In June2023, shareholders at ExxonMobil and Chevron rejected climate change proposals at the US oil majors’ annual meetings. The companies have also resisted setting emission targets for their products.
These actions show that regulation, incentives, and capital ─ primary tools used to drive and encourage behavioral change toward enabling environmental and social sustainability ─ are proving to be much less effective than hoped for. In fact, history has consistently shown that these approaches have their limitations.
Regulation: When crafted and implemented effectively, regulation does provide a framework that creates law and order. However, while regulation may prevent harm, it does not maximise good. Rules merely establish a minimum standard of acceptable conduct. Just because someone is law-abiding and refrains from indulging in bad behaviour does not make them a good, responsible person. In addition, regulations have been bypassed many times with intelligent loopholes. Think Enron. To solve for existential challenges like climate change and socioeconomic inequality, we need innovation of the highest order. Innovation cannot be legislated. It usually arises out of inspired steward leadership, where both employees and leaders see themselves as stewards of planet Earth and humanity. So, in addition to complying with regulations, corporations must create a culture of steward leadership.
Incentives: Incentives are often employed to encourage sustainable practices by rewarding compliance or achieving certain milestones. However, these incentives may inadvertently promote short-term thinking, as entities may focus on superficial changes to obtain rewards without making substantial, lasting changes. Behaviours such as greenwashing and window dressing are all too common these days, where organisations prioritise the appearance of sustainability over meaningful actions. This undermines the true essence of sustainability by misleading consumers and diluting the urgency for genuine change.
Capital: Undoubtedly, capital plays a significant role in driving sustainable practices, as investments in environmentally friendly technologies and initiatives are crucial for progress. However, as seen in the shareholder action at ExxonMobil and Chevron, capital is not achieving this objective. Why? Because not all investors see themselves as steward leaders. The invisible hand of free markets, first conceived by Adam Smith in the 18th century, is not scaling in the 21st-century world with over eight billion people. The havoc caused by climate change is already straining global resources. The International Organisation for Migration estimates that up to 200 million people could be displaced by climate change by 2050 as millions flee their homes to avoid the impact of extreme weather events. Growth has become even more lopsided, with the rich getting richer and the poor getting poorer, causing social unrest in many parts of the globe. The misuse of technology and personal data has led to the death of privacy, misinformation, and rampant manipulation of behaviour. Capital will only deliver the desired results if deployed by steward leaders.

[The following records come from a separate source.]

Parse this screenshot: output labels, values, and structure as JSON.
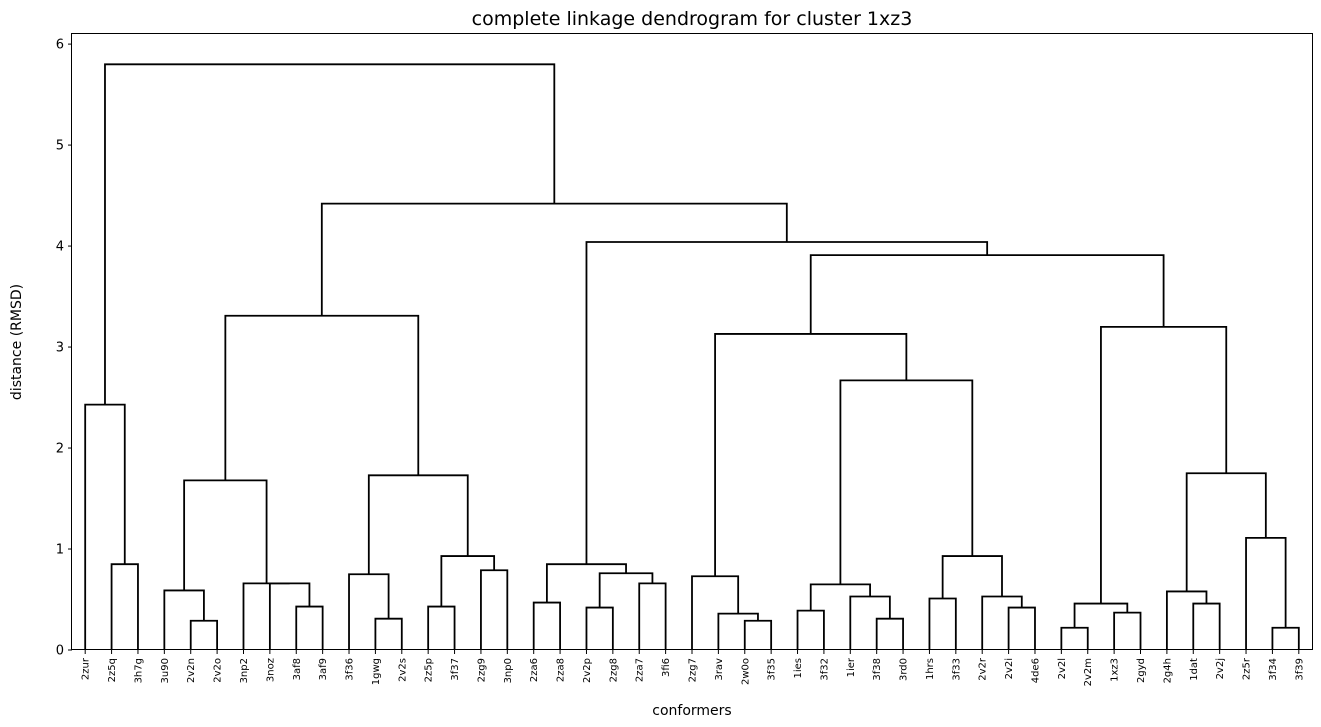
{
  "chart_data": {
    "type": "dendrogram",
    "title": "complete linkage dendrogram for cluster 1xz3",
    "xlabel": "conformers",
    "ylabel": "distance (RMSD)",
    "ylim": [
      0,
      6.1
    ],
    "yticks": [
      0,
      1,
      2,
      3,
      4,
      5,
      6
    ],
    "grid": false,
    "line_color": "#000000",
    "leaves": [
      "2zur",
      "2z5q",
      "3h7g",
      "3u90",
      "2v2n",
      "2v2o",
      "3np2",
      "3noz",
      "3af8",
      "3af9",
      "3f36",
      "1gwg",
      "2v2s",
      "2z5p",
      "3f37",
      "2zg9",
      "3np0",
      "2za6",
      "2za8",
      "2v2p",
      "2zg8",
      "2za7",
      "3fi6",
      "2zg7",
      "3rav",
      "2w0o",
      "3f35",
      "1ies",
      "3f32",
      "1ier",
      "3f38",
      "3rd0",
      "1hrs",
      "3f33",
      "2v2r",
      "2v2i",
      "4de6",
      "2v2l",
      "2v2m",
      "1xz3",
      "2gyd",
      "2g4h",
      "1dat",
      "2v2j",
      "2z5r",
      "3f34",
      "3f39"
    ],
    "merges": [
      {
        "a": "2z5q",
        "b": "3h7g",
        "height": 0.85
      },
      {
        "a": "2zur",
        "b": 0,
        "height": 2.43
      },
      {
        "a": "2v2n",
        "b": "2v2o",
        "height": 0.29
      },
      {
        "a": "3u90",
        "b": 2,
        "height": 0.59
      },
      {
        "a": "3af8",
        "b": "3af9",
        "height": 0.43
      },
      {
        "a": "3noz",
        "b": 4,
        "height": 0.66
      },
      {
        "a": "3np2",
        "b": 5,
        "height": 0.66
      },
      {
        "a": 3,
        "b": 6,
        "height": 1.68
      },
      {
        "a": "1gwg",
        "b": "2v2s",
        "height": 0.31
      },
      {
        "a": "3f36",
        "b": 8,
        "height": 0.75
      },
      {
        "a": "2z5p",
        "b": "3f37",
        "height": 0.43
      },
      {
        "a": "2zg9",
        "b": "3np0",
        "height": 0.79
      },
      {
        "a": 10,
        "b": 11,
        "height": 0.93
      },
      {
        "a": 9,
        "b": 12,
        "height": 1.73
      },
      {
        "a": 7,
        "b": 13,
        "height": 3.31
      },
      {
        "a": "2za6",
        "b": "2za8",
        "height": 0.47
      },
      {
        "a": "2v2p",
        "b": "2zg8",
        "height": 0.42
      },
      {
        "a": "2za7",
        "b": "3fi6",
        "height": 0.66
      },
      {
        "a": 16,
        "b": 17,
        "height": 0.76
      },
      {
        "a": 15,
        "b": 18,
        "height": 0.85
      },
      {
        "a": "2w0o",
        "b": "3f35",
        "height": 0.29
      },
      {
        "a": "3rav",
        "b": 20,
        "height": 0.36
      },
      {
        "a": "2zg7",
        "b": 21,
        "height": 0.73
      },
      {
        "a": "1ies",
        "b": "3f32",
        "height": 0.39
      },
      {
        "a": "3f38",
        "b": "3rd0",
        "height": 0.31
      },
      {
        "a": "1ier",
        "b": 24,
        "height": 0.53
      },
      {
        "a": 23,
        "b": 25,
        "height": 0.65
      },
      {
        "a": "1hrs",
        "b": "3f33",
        "height": 0.51
      },
      {
        "a": "2v2i",
        "b": "4de6",
        "height": 0.42
      },
      {
        "a": "2v2r",
        "b": 28,
        "height": 0.53
      },
      {
        "a": 27,
        "b": 29,
        "height": 0.93
      },
      {
        "a": 26,
        "b": 30,
        "height": 2.67
      },
      {
        "a": 22,
        "b": 31,
        "height": 3.13
      },
      {
        "a": "2v2l",
        "b": "2v2m",
        "height": 0.22
      },
      {
        "a": "1xz3",
        "b": "2gyd",
        "height": 0.37
      },
      {
        "a": 33,
        "b": 34,
        "height": 0.46
      },
      {
        "a": "1dat",
        "b": "2v2j",
        "height": 0.46
      },
      {
        "a": "2g4h",
        "b": 36,
        "height": 0.58
      },
      {
        "a": "3f34",
        "b": "3f39",
        "height": 0.22
      },
      {
        "a": "2z5r",
        "b": 38,
        "height": 1.11
      },
      {
        "a": 37,
        "b": 39,
        "height": 1.75
      },
      {
        "a": 35,
        "b": 40,
        "height": 3.2
      },
      {
        "a": 32,
        "b": 41,
        "height": 3.91
      },
      {
        "a": 19,
        "b": 42,
        "height": 4.04
      },
      {
        "a": 14,
        "b": 43,
        "height": 4.42
      },
      {
        "a": 1,
        "b": 44,
        "height": 5.8
      }
    ]
  }
}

So what is Steward Leadership?
In business, steward leadership is the genuine desire and persistence to create a collective better future for stakeholders, society, future generations, and the environment. Steward leaders accept the 21st-century leadership challenge, which is to drive profitable growth by addressing the very challenges that are threatening us today.
Steward leadership requires a change in values, norms, and attitudes, which cannot be achieved solely through external mechanisms. By focusing solely on regulatory compliance and financial incentives, we risk neglecting the importance of education, awareness, and individual responsibility in fostering lasting change. Steward leaders create a collective better future by consistently applying four specific stewardship values to decision making:
- Interdependence: Viewing the world as an interconnected system in which your success depends on the success of others.

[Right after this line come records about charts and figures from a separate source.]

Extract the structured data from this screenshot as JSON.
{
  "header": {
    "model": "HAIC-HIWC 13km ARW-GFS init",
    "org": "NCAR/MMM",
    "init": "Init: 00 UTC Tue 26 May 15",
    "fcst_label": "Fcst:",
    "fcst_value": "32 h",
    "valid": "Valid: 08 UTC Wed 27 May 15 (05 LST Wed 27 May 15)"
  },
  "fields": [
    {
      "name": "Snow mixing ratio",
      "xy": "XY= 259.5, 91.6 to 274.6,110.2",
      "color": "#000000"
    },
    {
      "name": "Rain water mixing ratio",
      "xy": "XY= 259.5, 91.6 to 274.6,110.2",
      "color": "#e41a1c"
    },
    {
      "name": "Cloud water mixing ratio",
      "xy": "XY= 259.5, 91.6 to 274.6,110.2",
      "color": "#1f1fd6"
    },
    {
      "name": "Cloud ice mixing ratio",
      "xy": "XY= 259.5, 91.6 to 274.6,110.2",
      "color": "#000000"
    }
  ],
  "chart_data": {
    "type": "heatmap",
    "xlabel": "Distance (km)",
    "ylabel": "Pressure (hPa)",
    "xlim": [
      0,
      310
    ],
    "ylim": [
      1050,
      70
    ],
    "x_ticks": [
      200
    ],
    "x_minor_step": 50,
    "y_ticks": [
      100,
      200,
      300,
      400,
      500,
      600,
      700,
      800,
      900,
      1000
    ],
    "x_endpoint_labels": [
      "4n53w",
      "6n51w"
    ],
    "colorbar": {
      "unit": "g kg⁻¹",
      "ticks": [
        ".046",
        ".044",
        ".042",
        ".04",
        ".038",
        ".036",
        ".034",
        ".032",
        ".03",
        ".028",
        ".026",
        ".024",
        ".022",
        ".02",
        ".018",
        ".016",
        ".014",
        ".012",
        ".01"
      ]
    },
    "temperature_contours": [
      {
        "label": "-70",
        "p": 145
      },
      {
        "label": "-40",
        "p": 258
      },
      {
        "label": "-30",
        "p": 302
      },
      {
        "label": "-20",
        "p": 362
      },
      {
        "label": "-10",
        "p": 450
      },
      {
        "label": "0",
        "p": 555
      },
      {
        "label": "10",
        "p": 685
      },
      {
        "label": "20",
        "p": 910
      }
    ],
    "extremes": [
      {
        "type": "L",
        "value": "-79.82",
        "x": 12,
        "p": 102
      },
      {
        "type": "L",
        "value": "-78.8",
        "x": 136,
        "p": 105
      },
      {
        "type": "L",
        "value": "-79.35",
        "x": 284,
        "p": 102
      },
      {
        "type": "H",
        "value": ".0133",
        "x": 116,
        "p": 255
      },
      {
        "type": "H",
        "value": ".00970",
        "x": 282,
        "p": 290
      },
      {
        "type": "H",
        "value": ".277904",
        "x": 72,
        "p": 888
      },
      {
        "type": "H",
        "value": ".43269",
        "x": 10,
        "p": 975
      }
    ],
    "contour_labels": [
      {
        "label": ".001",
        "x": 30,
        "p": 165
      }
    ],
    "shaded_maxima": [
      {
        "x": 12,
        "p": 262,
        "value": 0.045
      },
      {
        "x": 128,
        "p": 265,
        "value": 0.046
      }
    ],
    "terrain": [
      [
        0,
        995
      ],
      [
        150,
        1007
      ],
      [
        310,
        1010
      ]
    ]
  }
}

- Long-term View: Creating sustained value for both current and future generations.
- Ownership Mentality: Taking proactive responsibility to pursue steward leadership.

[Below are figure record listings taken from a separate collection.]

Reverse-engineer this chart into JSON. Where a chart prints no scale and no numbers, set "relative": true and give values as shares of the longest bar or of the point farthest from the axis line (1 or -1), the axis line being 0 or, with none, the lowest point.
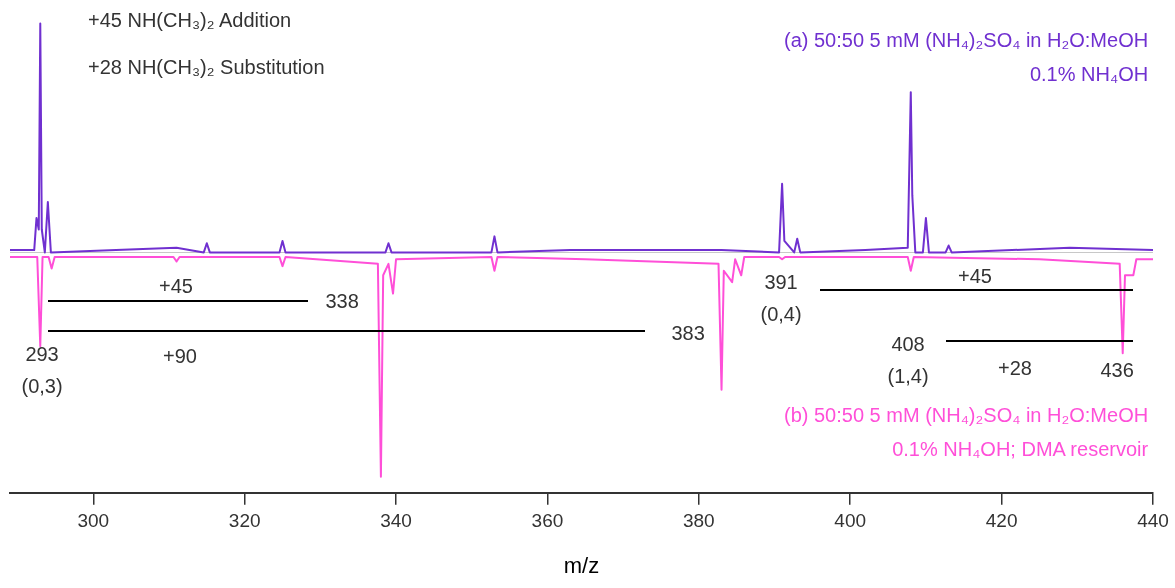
{
  "chart_data": {
    "type": "line",
    "relative": true,
    "xlabel": "m/z",
    "xlim": [
      289,
      440
    ],
    "xticks": [
      300,
      320,
      340,
      360,
      380,
      400,
      420,
      440
    ],
    "grid": false,
    "legend": false,
    "series": [
      {
        "name": "(a) 50:50 5 mM (NH₄)₂SO₄ in H₂O:MeOH\n0.1% NH₄OH",
        "color": "#7030d0",
        "x": [
          289,
          292.2,
          292.5,
          292.8,
          293,
          293.2,
          293.6,
          294,
          294.4,
          303,
          311,
          314.6,
          315,
          315.4,
          324.6,
          325,
          325.4,
          338.6,
          339,
          339.4,
          352.6,
          353,
          353.4,
          363,
          372,
          383,
          390.6,
          391,
          391.3,
          392.6,
          393,
          393.4,
          402,
          407.6,
          408,
          408.2,
          408.6,
          409.6,
          410,
          410.4,
          412.6,
          413,
          413.4,
          429,
          440
        ],
        "values": [
          0.01,
          0.01,
          0.15,
          0.1,
          1,
          0.1,
          0,
          0.22,
          0,
          0.01,
          0.02,
          0,
          0.04,
          0,
          0,
          0.05,
          0,
          0,
          0.04,
          0,
          0,
          0.07,
          0,
          0.01,
          0.01,
          0.01,
          0,
          0.3,
          0.05,
          0,
          0.06,
          0,
          0.01,
          0.02,
          0.7,
          0.25,
          0,
          0,
          0.15,
          0,
          0,
          0.03,
          0,
          0.02,
          0.01
        ]
      },
      {
        "name": "(b) 50:50 5 mM (NH₄)₂SO₄ in H₂O:MeOH\n0.1% NH₄OH; DMA reservoir",
        "color": "#ff4fd8",
        "x": [
          289,
          292.6,
          293,
          293.3,
          294.1,
          294.5,
          294.9,
          310.6,
          311,
          311.4,
          324.6,
          325,
          325.4,
          337.6,
          338,
          338.3,
          339,
          339.6,
          340,
          352.6,
          353,
          353.4,
          365,
          382.6,
          383,
          383.3,
          384.4,
          384.8,
          385.6,
          386,
          390.6,
          391,
          391.4,
          407.6,
          408,
          408.4,
          425,
          435.6,
          436,
          436.3,
          437.4,
          437.8,
          440
        ],
        "values": [
          -0.02,
          -0.02,
          -0.41,
          -0.02,
          -0.02,
          -0.07,
          -0.02,
          -0.02,
          -0.04,
          -0.02,
          -0.02,
          -0.06,
          -0.02,
          -0.05,
          -0.98,
          -0.1,
          -0.05,
          -0.18,
          -0.03,
          -0.02,
          -0.08,
          -0.02,
          -0.03,
          -0.05,
          -0.6,
          -0.08,
          -0.13,
          -0.03,
          -0.1,
          -0.02,
          -0.02,
          -0.03,
          -0.02,
          -0.02,
          -0.08,
          -0.02,
          -0.03,
          -0.05,
          -0.44,
          -0.1,
          -0.1,
          -0.03,
          -0.03
        ]
      }
    ],
    "annotations": [
      "+45 NH(CH₃)₂ Addition",
      "+28 NH(CH₃)₂ Substitution",
      "+45",
      "338",
      "+90",
      "293\n(0,3)",
      "383",
      "391\n(0,4)",
      "+45",
      "408\n(1,4)",
      "+28",
      "436"
    ]
  }
}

- Creative Resilience: Developing tenacity to find innovative solutions to disruptive challenges.
In conclusion, while regulation, incentives, and capital are undoubtedly crucial components of the sustainability toolkit, relying solely on these mechanisms can lead to unintended consequences and ineffective outcomes. To overcome these pitfalls, it is imperative to complement these mechanisms with the holistic steward leadership approach. Boards spend a majority of their time on regulatory compliance, financial/risk management, and incentives. More often than not, they fail to give enough attention to important intangibles such as shaping the right culture, developing steward leaders, attracting and retaining superior talent, driving strategic innovation, and sustainability. In the digital economy, 65-80% of corporate valuation depends on such intangibles. By neglecting to focus on intangibles, boards also fail in their fiduciary duty towards shareholders.
Only through the multifaceted Steward Leadership approach can we truly drive sustainability and secure a resilient future for generations to come.